The audience are baying for blood!

SteveL said...

> So do we sell our souls for a cappuccino and a puncture repair?

Only if the coffee Illy and the milk organic. I can fix my own punctures. It's suspension fork and hydraulic disk brake maintenance where I call in the professionals.

Keep the Bank Green. said...

Hi everybody, some local residents have now set up a blog with the aim of promoting discussion on this issue.

http://www.keepthebankgreen.blogspot.com/

onthelevelblog said...

Chris- I thought Squarepeg were planning the cafe on the interior of the development, while privatising the frontage onto the path as front gardens.....

Surely there's a way of keeping the entire pathway in public ownership, maintaining a wild feel to the place, while providing housing and a cafe that will bring life to the path at all hours...

What is truly ridiculous about the plan is that Squarepeg is insisting on one garage space for every home. I'm sorry but that's just not an "eco-home"

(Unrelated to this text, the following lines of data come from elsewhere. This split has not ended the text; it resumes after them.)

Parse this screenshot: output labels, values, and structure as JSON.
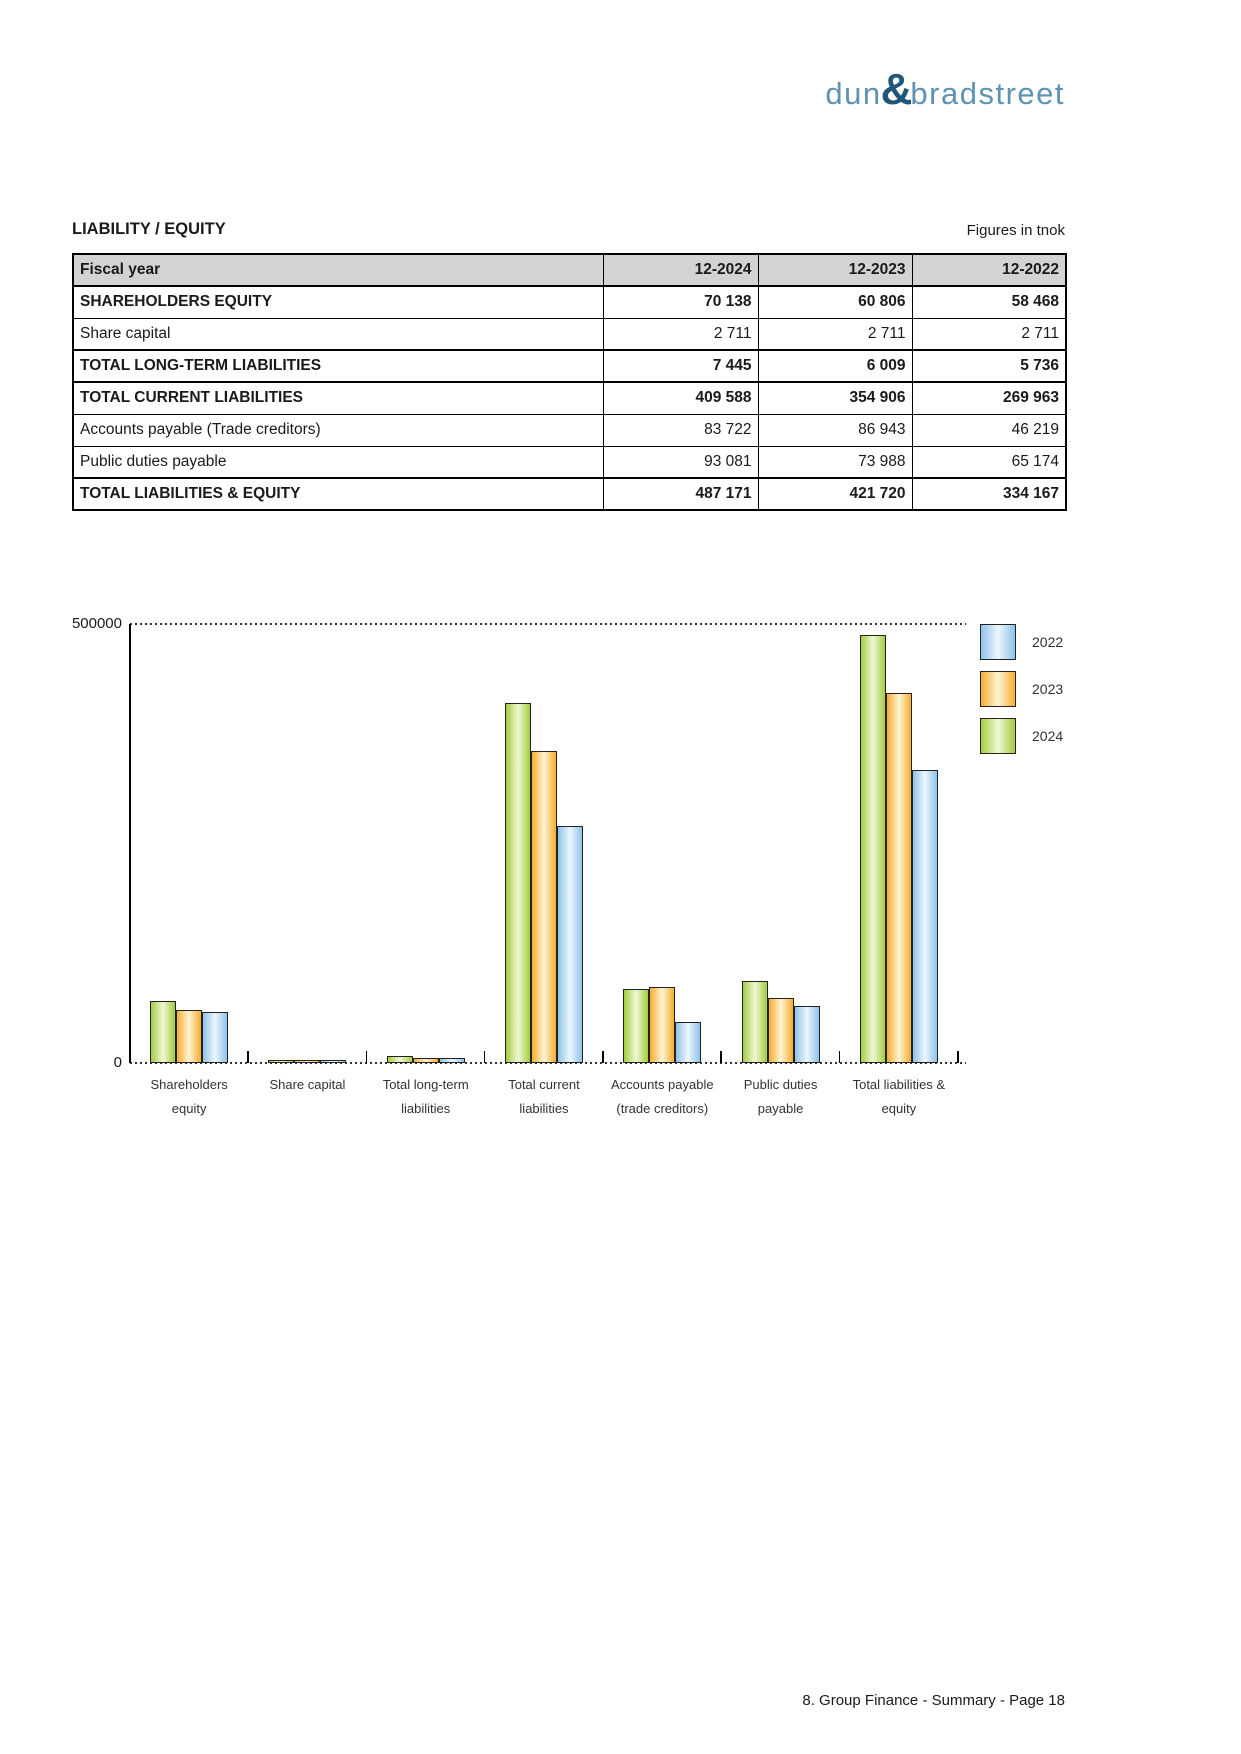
{
  "brand": {
    "dun": "dun",
    "ampersand": "&",
    "bradstreet": "bradstreet",
    "word_color": "#5E93B4",
    "ampersand_color": "#1F5679"
  },
  "header": {
    "title": "LIABILITY / EQUITY",
    "unit_note": "Figures in tnok"
  },
  "table": {
    "header_bg": "#d3d3d3",
    "columns": [
      "Fiscal year",
      "12-2024",
      "12-2023",
      "12-2022"
    ],
    "rows": [
      {
        "label": "SHAREHOLDERS EQUITY",
        "values": [
          "70 138",
          "60 806",
          "58 468"
        ]
      },
      {
        "label": "Share capital",
        "values": [
          "2 711",
          "2 711",
          "2 711"
        ]
      },
      {
        "label": "TOTAL LONG-TERM LIABILITIES",
        "values": [
          "7 445",
          "6 009",
          "5 736"
        ]
      },
      {
        "label": "TOTAL CURRENT LIABILITIES",
        "values": [
          "409 588",
          "354 906",
          "269 963"
        ]
      },
      {
        "label": "Accounts payable (Trade creditors)",
        "values": [
          "83 722",
          "86 943",
          "46 219"
        ]
      },
      {
        "label": "Public duties payable",
        "values": [
          "93 081",
          "73 988",
          "65 174"
        ]
      },
      {
        "label": "TOTAL LIABILITIES & EQUITY",
        "values": [
          "487 171",
          "421 720",
          "334 167"
        ]
      }
    ]
  },
  "chart_data": {
    "type": "bar",
    "title": "",
    "ylim": [
      0,
      500000
    ],
    "ytick_labels": [
      "0",
      "500000"
    ],
    "grid": "dotted top gridline and dotted baseline",
    "legend_position": "top-right",
    "categories": [
      [
        "Shareholders",
        "equity"
      ],
      [
        "Share capital"
      ],
      [
        "Total long-term",
        "liabilities"
      ],
      [
        "Total current",
        "liabilities"
      ],
      [
        "Accounts payable",
        "(trade creditors)"
      ],
      [
        "Public duties",
        "payable"
      ],
      [
        "Total liabilities &",
        "equity"
      ]
    ],
    "series": [
      {
        "name": "2024",
        "edge_color": "#a3cc3c",
        "center_color": "#f0f8d8",
        "values": [
          70138,
          2711,
          7445,
          409588,
          83722,
          93081,
          487171
        ]
      },
      {
        "name": "2023",
        "edge_color": "#f6ad2d",
        "center_color": "#fdf4d5",
        "values": [
          60806,
          2711,
          6009,
          354906,
          86943,
          73988,
          421720
        ]
      },
      {
        "name": "2022",
        "edge_color": "#8ec3e8",
        "center_color": "#edf6fd",
        "values": [
          58468,
          2711,
          5736,
          269963,
          46219,
          65174,
          334167
        ]
      }
    ],
    "legend_order": [
      "2022",
      "2023",
      "2024"
    ]
  },
  "footer": {
    "text": "8. Group Finance - Summary - Page 18"
  }
}
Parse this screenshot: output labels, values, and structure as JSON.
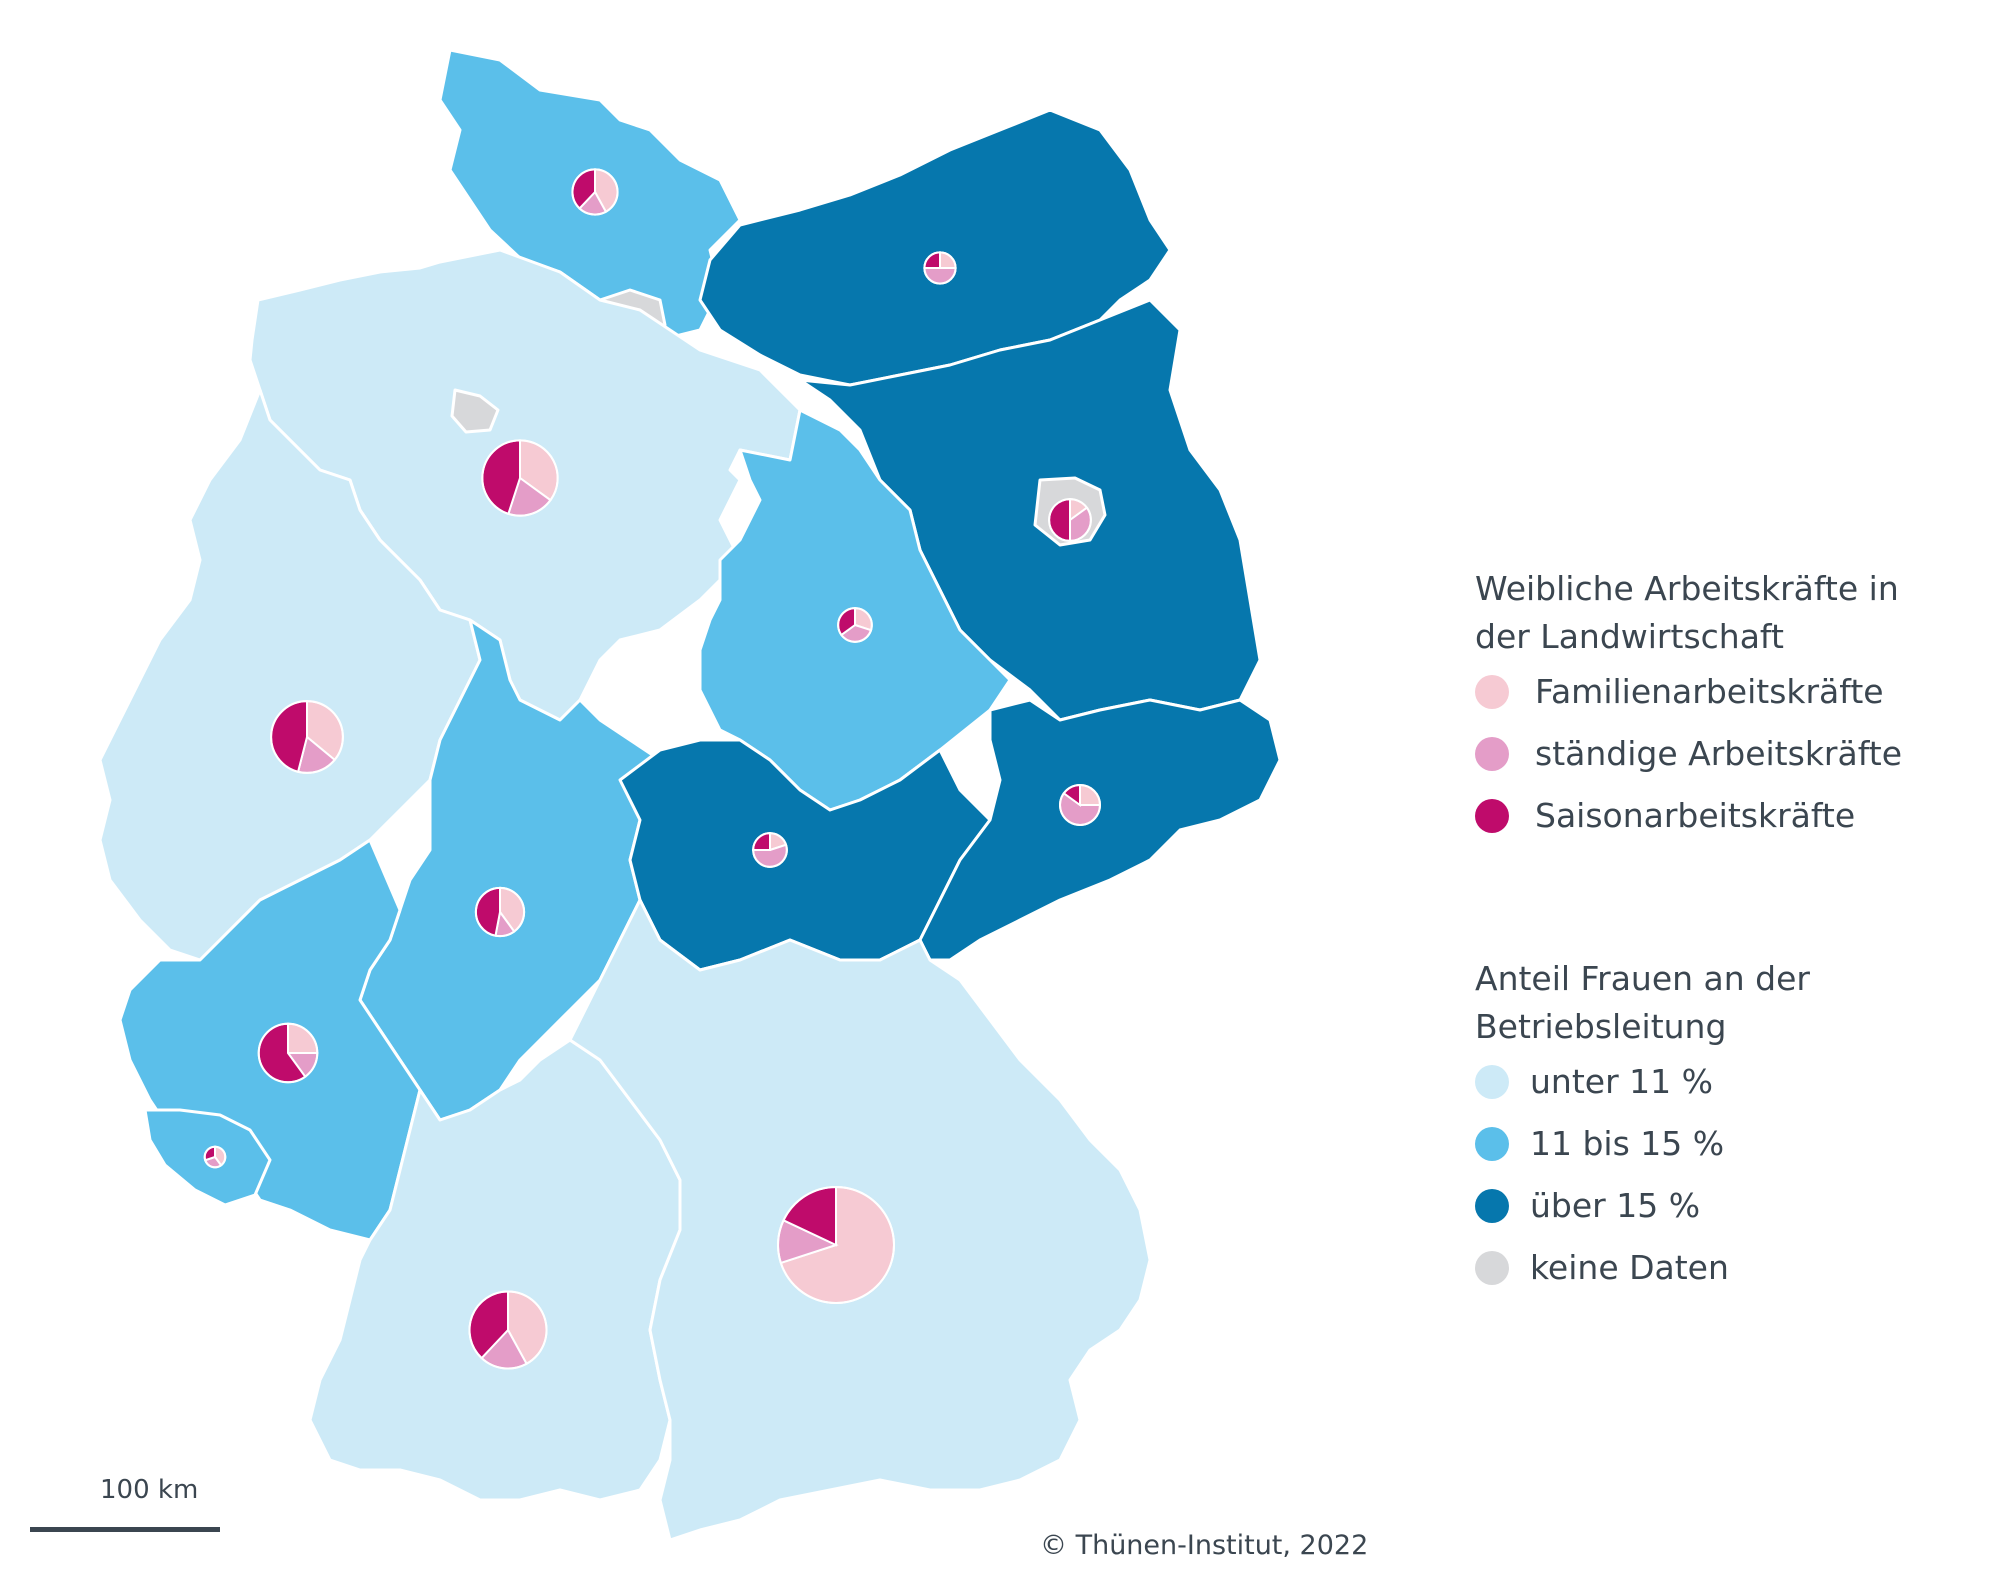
{
  "colors": {
    "unter_11": "#cdeaf7",
    "bis_15": "#5bbfea",
    "ueber_15": "#0677ad",
    "keine_daten": "#d7d8da",
    "border": "#ffffff",
    "familien": "#f6cad3",
    "staendige": "#e49dc8",
    "saison": "#bf0b6b"
  },
  "legend_pie": {
    "title": "Weibliche Arbeitskräfte in\nder Landwirtschaft",
    "items": [
      {
        "label": "Familienarbeitskräfte",
        "color": "#f6cad3"
      },
      {
        "label": "ständige Arbeitskräfte",
        "color": "#e49dc8"
      },
      {
        "label": "Saisonarbeitskräfte",
        "color": "#bf0b6b"
      }
    ]
  },
  "legend_share": {
    "title": "Anteil Frauen an der\nBetriebsleitung",
    "items": [
      {
        "label": "unter 11 %",
        "color": "#cdeaf7"
      },
      {
        "label": "11 bis 15 %",
        "color": "#5bbfea"
      },
      {
        "label": "über 15 %",
        "color": "#0677ad"
      },
      {
        "label": "keine Daten",
        "color": "#d7d8da"
      }
    ]
  },
  "states": [
    {
      "id": "schleswig-holstein",
      "category": "bis_15"
    },
    {
      "id": "hamburg",
      "category": "keine_daten"
    },
    {
      "id": "mecklenburg-vorpommern",
      "category": "ueber_15"
    },
    {
      "id": "niedersachsen",
      "category": "unter_11"
    },
    {
      "id": "bremen",
      "category": "keine_daten"
    },
    {
      "id": "brandenburg",
      "category": "ueber_15"
    },
    {
      "id": "berlin",
      "category": "keine_daten"
    },
    {
      "id": "sachsen-anhalt",
      "category": "bis_15"
    },
    {
      "id": "nordrhein-westfalen",
      "category": "unter_11"
    },
    {
      "id": "hessen",
      "category": "bis_15"
    },
    {
      "id": "thueringen",
      "category": "ueber_15"
    },
    {
      "id": "sachsen",
      "category": "ueber_15"
    },
    {
      "id": "rheinland-pfalz",
      "category": "bis_15"
    },
    {
      "id": "saarland",
      "category": "bis_15"
    },
    {
      "id": "baden-wuerttemberg",
      "category": "unter_11"
    },
    {
      "id": "bayern",
      "category": "unter_11"
    }
  ],
  "pies": [
    {
      "state": "schleswig-holstein",
      "total_rel": 0.11,
      "familien": 0.42,
      "staendige": 0.2,
      "saison": 0.38
    },
    {
      "state": "mecklenburg-vorpommern",
      "total_rel": 0.04,
      "familien": 0.25,
      "staendige": 0.5,
      "saison": 0.25
    },
    {
      "state": "niedersachsen",
      "total_rel": 0.38,
      "familien": 0.35,
      "staendige": 0.2,
      "saison": 0.45
    },
    {
      "state": "brandenburg",
      "total_rel": 0.09,
      "familien": 0.15,
      "staendige": 0.35,
      "saison": 0.5
    },
    {
      "state": "sachsen-anhalt",
      "total_rel": 0.05,
      "familien": 0.3,
      "staendige": 0.35,
      "saison": 0.35
    },
    {
      "state": "nordrhein-westfalen",
      "total_rel": 0.34,
      "familien": 0.36,
      "staendige": 0.18,
      "saison": 0.46
    },
    {
      "state": "hessen",
      "total_rel": 0.13,
      "familien": 0.4,
      "staendige": 0.13,
      "saison": 0.47
    },
    {
      "state": "thueringen",
      "total_rel": 0.05,
      "familien": 0.2,
      "staendige": 0.55,
      "saison": 0.25
    },
    {
      "state": "sachsen",
      "total_rel": 0.08,
      "familien": 0.25,
      "staendige": 0.6,
      "saison": 0.15
    },
    {
      "state": "rheinland-pfalz",
      "total_rel": 0.21,
      "familien": 0.25,
      "staendige": 0.15,
      "saison": 0.6
    },
    {
      "state": "saarland",
      "total_rel": 0.01,
      "familien": 0.4,
      "staendige": 0.3,
      "saison": 0.3
    },
    {
      "state": "baden-wuerttemberg",
      "total_rel": 0.4,
      "familien": 0.42,
      "staendige": 0.2,
      "saison": 0.38
    },
    {
      "state": "bayern",
      "total_rel": 1.0,
      "familien": 0.7,
      "staendige": 0.12,
      "saison": 0.18
    }
  ],
  "scale": {
    "label": "100 km"
  },
  "credit": "© Thünen-Institut, 2022"
}
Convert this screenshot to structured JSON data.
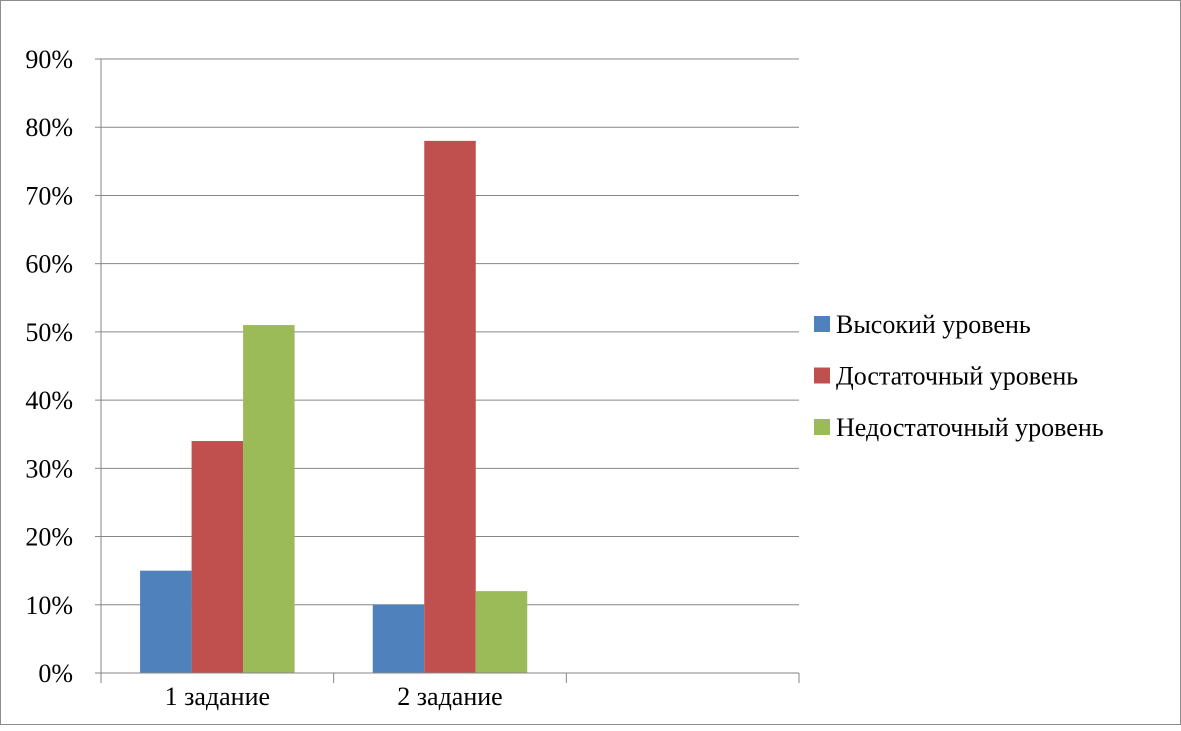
{
  "chart_data": {
    "type": "bar",
    "title": "",
    "xlabel": "",
    "ylabel": "",
    "categories": [
      "1 задание",
      "2 задание",
      ""
    ],
    "series": [
      {
        "name": "Высокий уровень",
        "color": "#4F81BD",
        "values": [
          15,
          10,
          null
        ]
      },
      {
        "name": "Достаточный уровень",
        "color": "#C0504D",
        "values": [
          34,
          78,
          null
        ]
      },
      {
        "name": "Недостаточный уровень",
        "color": "#9BBB59",
        "values": [
          51,
          12,
          null
        ]
      }
    ],
    "ylim": [
      0,
      90
    ],
    "yticks": [
      "0%",
      "10%",
      "20%",
      "30%",
      "40%",
      "50%",
      "60%",
      "70%",
      "80%",
      "90%"
    ],
    "grid": true,
    "legend_position": "right"
  }
}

There's proven demand for car-free developments, and Bristol is the UK HQ for expertise on the subject- seems that the only reason the politicians and developers won't step aside and allow it is that they are addicted to cars themselves! Step out of your boxes people!

Chris Hutt said...

OTLblog, the latest plans shown on Squarepeg's site show the cafe on the first floor of the tower block up against the Path.

Earlier plans had this tower block much closer to the existing factory buildings where it would have been much less conspicuous, but the residents of Carlyle Road didn't want the tower block looming over their back gardens, so it got moved next to the Path where they hoped no one would be bothered.

To be honest I quite like the idea of the Path access to the central square and a cafe looking over the Path. I accept that some of the existing vegetation will be lost in any redevelopment, but taking out over 100 metres of mature hedgerow really is beyond the pale.

There's a huge amount of land devoted to car parking within the development. The loss of maybe 10% of the parking spaces would probably allow for the same number of homes and keeping the hedgerow and upper embankment. So it comes down to a choice between cars and trees. A tough call for a Cycling City.

Martyn Whitelock said...

I think a more socially inclusive development of the path is very much needed and have mentioned this elsewhere on previous blogs. Whilst I (and others) greatly value it for what it is at present (having been a user for over twelve years), we have to accept Bristol is a city undergoing serious rapid development (which I'm not keen on). I'm thinking in terms of creating mutually enjoyed spaces (like they do so well on the continent) rather than a 'cyclists only' culture.

A cafe is a great idea (especially given the decline of our pubs) but needs to be relevant and interesting (if possible). A top notch affordable organic cafe (like Maitreya) would be even better! In fact the Chocolate Factory 'development' could (and ultimately should) become the gateway into the local community.

There are plenty of interesting ways to use the space (e.g. art gallery, holistic therapy centre, farmers market) which would draw people out of the city in a sustainable and healthy fashion. From my perspective, there is far too much emphasis upon this environment being a commuter route into the city. We need to encourage people (and especially low cost leisure) out of the city and into the countryside between Bristol and Bath. It’s all there - beats getting into the car at the weekend!

Either way - let's keep it green :)

p.s. Regards the farmers market idea: I think Fresh & Wild are looking for a new outlet following the closure of their store at the triangle.